You may ask, what is so wrong about this? Was it not to be expected that with a new administration would come a new ideology--a new way of governing? Yes. But the people who elected Ronald Reagan did not necessarily elect him to dismantle the programs that other presidents and others congresses had established. The president learned this the hard way when he tried to tamper with Social Security. He was told in no uncertain terms that no one elected him to mess around with that.

And, ironically, this is what the president has discovered in other areas as well. When it comes to arms control, for instance, the old Reagan position--namely that it is, as Kenneth Adelman said, a "sham"--has been junked. It has been replaced by more moderate language and maybe, soon, a more moderate negotiating position. The same could be said of foreign aid, which was once nothing but evil, and even for taxes which once were only supposed to be reduced. Twice, though, they have been raised.

In some cases, administration policy has been reversed because it was either found to be inapplicable or simply unworkable. In other cases, it's been reversed because it was found to be too unpopular--in other words, not politic. This was true of Social Security. There just was no mandate to fool with it.

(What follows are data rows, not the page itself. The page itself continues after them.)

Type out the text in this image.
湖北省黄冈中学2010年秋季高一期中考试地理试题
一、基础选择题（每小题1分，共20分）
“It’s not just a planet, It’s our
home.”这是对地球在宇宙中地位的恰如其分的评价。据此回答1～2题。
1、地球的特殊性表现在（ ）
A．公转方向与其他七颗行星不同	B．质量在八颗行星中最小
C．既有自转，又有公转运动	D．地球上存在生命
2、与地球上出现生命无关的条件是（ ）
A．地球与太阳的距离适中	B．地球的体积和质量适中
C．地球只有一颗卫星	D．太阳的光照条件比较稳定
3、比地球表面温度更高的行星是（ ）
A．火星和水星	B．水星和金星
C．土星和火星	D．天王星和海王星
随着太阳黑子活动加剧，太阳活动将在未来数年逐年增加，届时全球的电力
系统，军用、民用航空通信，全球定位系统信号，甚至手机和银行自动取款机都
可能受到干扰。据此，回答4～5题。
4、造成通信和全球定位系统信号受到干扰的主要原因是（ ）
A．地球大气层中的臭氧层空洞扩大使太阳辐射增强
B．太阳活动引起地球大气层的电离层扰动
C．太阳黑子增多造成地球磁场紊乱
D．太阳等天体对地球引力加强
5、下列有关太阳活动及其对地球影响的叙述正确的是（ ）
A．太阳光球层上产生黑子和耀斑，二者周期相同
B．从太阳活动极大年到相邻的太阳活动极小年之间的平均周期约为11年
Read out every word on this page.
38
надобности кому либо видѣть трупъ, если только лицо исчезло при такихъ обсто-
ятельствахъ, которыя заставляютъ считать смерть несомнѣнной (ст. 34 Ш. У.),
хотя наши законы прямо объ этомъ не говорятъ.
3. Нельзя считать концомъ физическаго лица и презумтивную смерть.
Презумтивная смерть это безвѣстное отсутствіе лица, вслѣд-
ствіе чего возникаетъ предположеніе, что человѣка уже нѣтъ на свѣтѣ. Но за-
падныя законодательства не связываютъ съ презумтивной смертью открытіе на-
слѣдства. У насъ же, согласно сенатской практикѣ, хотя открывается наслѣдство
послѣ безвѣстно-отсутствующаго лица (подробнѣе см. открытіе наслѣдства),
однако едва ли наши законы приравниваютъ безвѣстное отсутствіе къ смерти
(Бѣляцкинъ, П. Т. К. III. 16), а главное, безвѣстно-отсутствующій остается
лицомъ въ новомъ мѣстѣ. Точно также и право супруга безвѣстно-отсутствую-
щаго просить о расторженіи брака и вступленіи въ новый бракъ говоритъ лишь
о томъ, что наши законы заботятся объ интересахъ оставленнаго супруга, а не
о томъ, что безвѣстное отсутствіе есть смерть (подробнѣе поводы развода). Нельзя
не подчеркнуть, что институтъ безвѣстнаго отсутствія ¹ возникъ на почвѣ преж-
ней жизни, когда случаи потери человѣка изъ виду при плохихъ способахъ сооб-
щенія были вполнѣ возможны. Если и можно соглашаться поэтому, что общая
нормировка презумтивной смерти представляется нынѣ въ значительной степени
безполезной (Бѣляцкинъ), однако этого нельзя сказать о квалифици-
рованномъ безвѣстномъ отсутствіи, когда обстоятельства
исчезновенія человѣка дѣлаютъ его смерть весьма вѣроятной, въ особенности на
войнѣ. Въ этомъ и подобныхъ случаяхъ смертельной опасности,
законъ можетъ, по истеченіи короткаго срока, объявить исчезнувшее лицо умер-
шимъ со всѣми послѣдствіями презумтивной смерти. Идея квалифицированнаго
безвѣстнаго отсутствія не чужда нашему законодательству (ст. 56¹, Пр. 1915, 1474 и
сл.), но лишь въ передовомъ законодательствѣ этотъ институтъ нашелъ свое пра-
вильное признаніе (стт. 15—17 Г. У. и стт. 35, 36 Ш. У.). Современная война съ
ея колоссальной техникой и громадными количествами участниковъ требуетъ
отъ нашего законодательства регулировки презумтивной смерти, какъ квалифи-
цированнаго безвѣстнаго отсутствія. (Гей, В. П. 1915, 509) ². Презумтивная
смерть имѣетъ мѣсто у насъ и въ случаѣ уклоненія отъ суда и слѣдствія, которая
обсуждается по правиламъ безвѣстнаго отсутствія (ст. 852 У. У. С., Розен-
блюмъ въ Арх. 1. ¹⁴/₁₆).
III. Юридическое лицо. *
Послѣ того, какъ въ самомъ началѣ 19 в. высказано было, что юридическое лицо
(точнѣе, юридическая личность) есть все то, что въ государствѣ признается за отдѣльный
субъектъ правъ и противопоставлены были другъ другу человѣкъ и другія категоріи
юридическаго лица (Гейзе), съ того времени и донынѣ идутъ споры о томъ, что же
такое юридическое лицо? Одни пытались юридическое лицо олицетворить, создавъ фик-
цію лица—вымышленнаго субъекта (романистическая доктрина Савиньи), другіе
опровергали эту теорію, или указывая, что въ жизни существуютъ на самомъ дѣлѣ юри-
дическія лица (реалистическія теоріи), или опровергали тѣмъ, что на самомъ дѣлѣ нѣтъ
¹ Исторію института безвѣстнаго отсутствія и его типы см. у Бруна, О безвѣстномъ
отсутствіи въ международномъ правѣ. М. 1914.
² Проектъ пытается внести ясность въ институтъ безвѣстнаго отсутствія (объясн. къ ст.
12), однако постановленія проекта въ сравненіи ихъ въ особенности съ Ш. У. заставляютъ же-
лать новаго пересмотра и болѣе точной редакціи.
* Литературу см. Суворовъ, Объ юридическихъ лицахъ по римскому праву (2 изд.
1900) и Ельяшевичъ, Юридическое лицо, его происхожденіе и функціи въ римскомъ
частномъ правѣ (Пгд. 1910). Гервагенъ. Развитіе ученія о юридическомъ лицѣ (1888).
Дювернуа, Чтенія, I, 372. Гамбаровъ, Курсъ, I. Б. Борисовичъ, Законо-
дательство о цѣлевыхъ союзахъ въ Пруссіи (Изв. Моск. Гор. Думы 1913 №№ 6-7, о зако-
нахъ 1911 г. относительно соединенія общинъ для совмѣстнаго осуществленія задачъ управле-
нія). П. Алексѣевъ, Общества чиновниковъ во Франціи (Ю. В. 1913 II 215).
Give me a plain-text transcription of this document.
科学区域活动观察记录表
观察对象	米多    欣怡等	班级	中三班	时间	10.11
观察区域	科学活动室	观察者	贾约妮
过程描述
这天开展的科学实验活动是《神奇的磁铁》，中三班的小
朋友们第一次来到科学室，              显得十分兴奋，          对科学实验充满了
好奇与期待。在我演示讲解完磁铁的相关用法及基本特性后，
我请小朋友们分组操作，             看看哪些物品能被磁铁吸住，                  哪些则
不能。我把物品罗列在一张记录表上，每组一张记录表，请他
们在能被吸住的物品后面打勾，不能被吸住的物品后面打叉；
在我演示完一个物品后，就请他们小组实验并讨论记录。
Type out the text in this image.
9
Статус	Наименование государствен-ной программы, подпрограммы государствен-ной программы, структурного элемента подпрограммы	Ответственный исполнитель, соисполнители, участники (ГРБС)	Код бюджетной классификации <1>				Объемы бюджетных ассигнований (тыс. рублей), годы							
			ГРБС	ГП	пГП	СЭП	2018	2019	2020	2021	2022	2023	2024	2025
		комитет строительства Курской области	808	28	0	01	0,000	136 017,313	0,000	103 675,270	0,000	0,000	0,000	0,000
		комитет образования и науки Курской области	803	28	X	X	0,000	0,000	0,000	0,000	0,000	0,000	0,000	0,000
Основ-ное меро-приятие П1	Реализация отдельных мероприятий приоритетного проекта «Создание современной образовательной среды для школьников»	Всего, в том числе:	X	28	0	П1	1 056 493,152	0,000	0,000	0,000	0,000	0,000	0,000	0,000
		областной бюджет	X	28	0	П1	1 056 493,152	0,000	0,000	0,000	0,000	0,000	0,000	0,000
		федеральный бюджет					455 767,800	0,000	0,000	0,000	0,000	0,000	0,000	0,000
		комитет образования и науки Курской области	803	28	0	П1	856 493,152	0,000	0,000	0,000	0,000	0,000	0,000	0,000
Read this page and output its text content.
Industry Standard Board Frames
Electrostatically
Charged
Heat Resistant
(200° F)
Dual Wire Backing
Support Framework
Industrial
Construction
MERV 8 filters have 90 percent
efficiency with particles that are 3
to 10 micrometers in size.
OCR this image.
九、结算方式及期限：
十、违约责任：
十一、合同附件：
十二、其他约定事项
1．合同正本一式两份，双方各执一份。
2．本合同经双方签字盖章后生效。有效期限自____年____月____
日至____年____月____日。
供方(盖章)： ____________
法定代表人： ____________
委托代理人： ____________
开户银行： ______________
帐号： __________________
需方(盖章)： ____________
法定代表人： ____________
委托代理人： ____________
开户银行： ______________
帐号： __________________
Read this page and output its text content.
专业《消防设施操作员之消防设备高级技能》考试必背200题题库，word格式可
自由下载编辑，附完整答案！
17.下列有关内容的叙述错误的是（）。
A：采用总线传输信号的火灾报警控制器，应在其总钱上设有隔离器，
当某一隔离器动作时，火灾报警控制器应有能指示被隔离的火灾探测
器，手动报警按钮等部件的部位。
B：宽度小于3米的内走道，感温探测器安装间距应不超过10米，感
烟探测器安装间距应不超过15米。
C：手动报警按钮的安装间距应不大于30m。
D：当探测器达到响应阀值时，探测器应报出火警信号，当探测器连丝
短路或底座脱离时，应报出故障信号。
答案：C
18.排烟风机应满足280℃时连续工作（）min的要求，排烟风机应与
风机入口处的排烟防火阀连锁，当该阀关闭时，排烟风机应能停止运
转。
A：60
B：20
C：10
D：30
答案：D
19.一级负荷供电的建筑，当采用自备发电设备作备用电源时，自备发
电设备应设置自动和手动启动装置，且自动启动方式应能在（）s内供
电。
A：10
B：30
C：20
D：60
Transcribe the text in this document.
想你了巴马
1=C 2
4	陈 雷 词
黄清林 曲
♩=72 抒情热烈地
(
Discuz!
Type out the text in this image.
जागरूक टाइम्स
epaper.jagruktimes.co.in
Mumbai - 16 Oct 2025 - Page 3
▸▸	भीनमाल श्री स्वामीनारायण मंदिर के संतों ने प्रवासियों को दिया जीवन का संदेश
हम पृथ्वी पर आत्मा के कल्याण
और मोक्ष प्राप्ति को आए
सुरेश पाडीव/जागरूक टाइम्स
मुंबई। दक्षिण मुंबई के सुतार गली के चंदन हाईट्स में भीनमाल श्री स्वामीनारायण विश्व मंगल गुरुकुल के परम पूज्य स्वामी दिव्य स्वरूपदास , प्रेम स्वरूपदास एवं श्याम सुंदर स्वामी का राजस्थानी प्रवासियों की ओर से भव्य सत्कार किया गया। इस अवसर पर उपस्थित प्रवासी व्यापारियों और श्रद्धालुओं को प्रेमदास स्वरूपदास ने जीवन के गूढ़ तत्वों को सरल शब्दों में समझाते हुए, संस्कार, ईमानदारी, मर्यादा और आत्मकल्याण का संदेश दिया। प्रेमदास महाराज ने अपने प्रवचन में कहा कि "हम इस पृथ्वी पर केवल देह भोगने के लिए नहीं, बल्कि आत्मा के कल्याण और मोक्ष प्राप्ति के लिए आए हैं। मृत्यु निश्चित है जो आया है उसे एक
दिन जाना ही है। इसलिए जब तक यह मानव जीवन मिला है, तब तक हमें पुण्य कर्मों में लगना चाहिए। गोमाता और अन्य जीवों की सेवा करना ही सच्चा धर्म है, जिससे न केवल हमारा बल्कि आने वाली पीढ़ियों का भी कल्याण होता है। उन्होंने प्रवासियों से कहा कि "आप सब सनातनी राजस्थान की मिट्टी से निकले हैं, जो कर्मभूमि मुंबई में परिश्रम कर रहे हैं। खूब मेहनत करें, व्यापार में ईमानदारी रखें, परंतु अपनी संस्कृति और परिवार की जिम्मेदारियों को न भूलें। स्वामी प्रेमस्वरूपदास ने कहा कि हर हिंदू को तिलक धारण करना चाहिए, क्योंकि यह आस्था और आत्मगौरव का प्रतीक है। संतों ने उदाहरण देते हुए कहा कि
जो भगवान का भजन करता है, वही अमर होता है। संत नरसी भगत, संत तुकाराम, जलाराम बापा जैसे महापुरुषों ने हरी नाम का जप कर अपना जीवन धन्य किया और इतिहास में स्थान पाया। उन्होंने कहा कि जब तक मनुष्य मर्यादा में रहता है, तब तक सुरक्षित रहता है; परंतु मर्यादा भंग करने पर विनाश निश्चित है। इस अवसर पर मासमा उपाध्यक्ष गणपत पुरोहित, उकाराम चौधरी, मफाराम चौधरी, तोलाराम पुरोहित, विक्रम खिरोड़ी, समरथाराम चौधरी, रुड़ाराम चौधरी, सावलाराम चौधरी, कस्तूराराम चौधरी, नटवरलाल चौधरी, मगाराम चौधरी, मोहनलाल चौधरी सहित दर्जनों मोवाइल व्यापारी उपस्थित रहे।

But it is also true of EPA. The administration has learned that clean air and clear water are not slogans concocted by weirdos who eat tree bark, but the concerns of most Americans. As a result, it is now trying to conceal that for two years it has ignored those concerns and trashed the very agency most Americans were relying on to safeguard the environment--the EPA. Other crimes may have been committed at the EPA, but the true smoking gun is nothing more than the administration's record on the environment. It is crime enough.